Die Schleifsteine dürfen keine Sprünge haben, weil die außerordentliche Schwungkraft dieselben leicht in Stücke zersprengt und dadurch das Leben der Arbeiter gefährdet. Die mit furchtbarer Gewalt herausgeschleuderten Stücke haben schon Arbeiter getödtet und verwundet und Wände und Fachwerk der Hütte zertrümmert. Sinnverwirrendes Geräusch macht sich beim Eintritt in eine in voller Arbeit befindliche Schleifstube bemerkbar. Sausend drehen sich die viele Centner schweren Schleifsteine an der Welle.
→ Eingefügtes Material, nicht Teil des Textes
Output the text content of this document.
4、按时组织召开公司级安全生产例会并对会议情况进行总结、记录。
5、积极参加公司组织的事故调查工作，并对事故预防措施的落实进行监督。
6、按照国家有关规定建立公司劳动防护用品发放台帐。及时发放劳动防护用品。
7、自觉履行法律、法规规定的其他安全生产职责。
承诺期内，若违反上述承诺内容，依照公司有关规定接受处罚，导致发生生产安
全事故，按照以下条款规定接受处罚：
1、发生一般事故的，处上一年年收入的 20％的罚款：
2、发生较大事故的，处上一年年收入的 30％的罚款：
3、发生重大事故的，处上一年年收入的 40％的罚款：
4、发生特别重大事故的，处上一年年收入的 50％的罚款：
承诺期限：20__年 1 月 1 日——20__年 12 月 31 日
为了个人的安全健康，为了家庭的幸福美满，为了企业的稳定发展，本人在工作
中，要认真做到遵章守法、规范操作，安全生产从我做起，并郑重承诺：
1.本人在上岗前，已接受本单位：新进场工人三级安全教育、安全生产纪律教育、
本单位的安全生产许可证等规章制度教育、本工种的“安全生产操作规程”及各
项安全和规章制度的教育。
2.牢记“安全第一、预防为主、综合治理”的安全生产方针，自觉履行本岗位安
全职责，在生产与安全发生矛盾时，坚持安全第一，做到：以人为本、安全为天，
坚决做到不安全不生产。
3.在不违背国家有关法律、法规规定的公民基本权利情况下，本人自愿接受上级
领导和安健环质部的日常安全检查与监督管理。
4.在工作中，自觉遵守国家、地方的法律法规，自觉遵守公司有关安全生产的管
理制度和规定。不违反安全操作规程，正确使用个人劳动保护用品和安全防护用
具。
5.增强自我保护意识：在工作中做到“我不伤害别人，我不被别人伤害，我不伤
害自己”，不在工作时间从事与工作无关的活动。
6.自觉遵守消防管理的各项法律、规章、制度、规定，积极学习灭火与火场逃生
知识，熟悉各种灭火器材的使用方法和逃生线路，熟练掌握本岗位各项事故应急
An jedem Schleifsteine können, wie unser Bild zeigt, zwei Schleifer gleichzeitig arbeiten, was unter Benutzung eines der Brustwölbung eines Mannes entsprechend ausgekehlten und an beiden Seiten für die Arme ausgeschnittenen Schemels in liegender Stellung geschieht. Die Arbeiter drücken in dieser Lage den zu schleifenden Achat entweder mit der Hand oder mittels eines an den Stein gekitteten Stäbchens fest an die durch einen stetig fließenden Wasserstrahl abgekühlte Schleifbahn, sich mit den Füßen gegen Querleisten stemmend, welche am Fußboden befestigt sind; nur in dieser Lage kann die ganze Körperkraft wirken. Die Arbeit hat aber in Verbindung mit den in die Lungen eindringenden, mit den feinen Abgängen des Schleifsteins und der Achate vermengten abgeschleuderten Wassertheilchen vielfach ein frühes Siechthum der Schleifer im Gefolge. Auch die unvermeidlichen Erkältungen in dem feuchten Schleifraume wirken ungünstig auf den Gesundheitsstand der Arbeiter.

Maschine zum Schneiden des Steines.

Sind die Achate geschliffen, so werden sie auf der Polirmaschine geglättet; dieselbe besteht aus einem Cylinder von hartem Holze, welcher mittels Treibriemen mit der Welle der Schleifsteine in Verbindung gebracht ist. Der zu polirende Stein wird einfach gegen den sich drehenden, mit Tripel bestrichenen Cylinder gedrückt.

Das Zerkleinern der Steine, welches früher höchst unzweckmäßig durch Zerschlagen mittels eines Hammers bewirkt wurde, wodurch eine Menge Rohmaterial unverwerthet in Abgang gebracht werden mußte, wird jetzt, wie dies unsere letzte Abbildung veranschaulicht, unter Verwendung einer sich drehenden Blechscheibe ausgeführt, deren äußere Kante, die Schneidefläche, sich beim Umdrehen mit einem Gemisch von Petroleum und Diamantstaub selbst bestreicht. Der zu schneidende Stein wird in einen klammerartig eingerichteten Hebel mittels Schrauben eingespannt und gegen die Schneidefläche gehalten.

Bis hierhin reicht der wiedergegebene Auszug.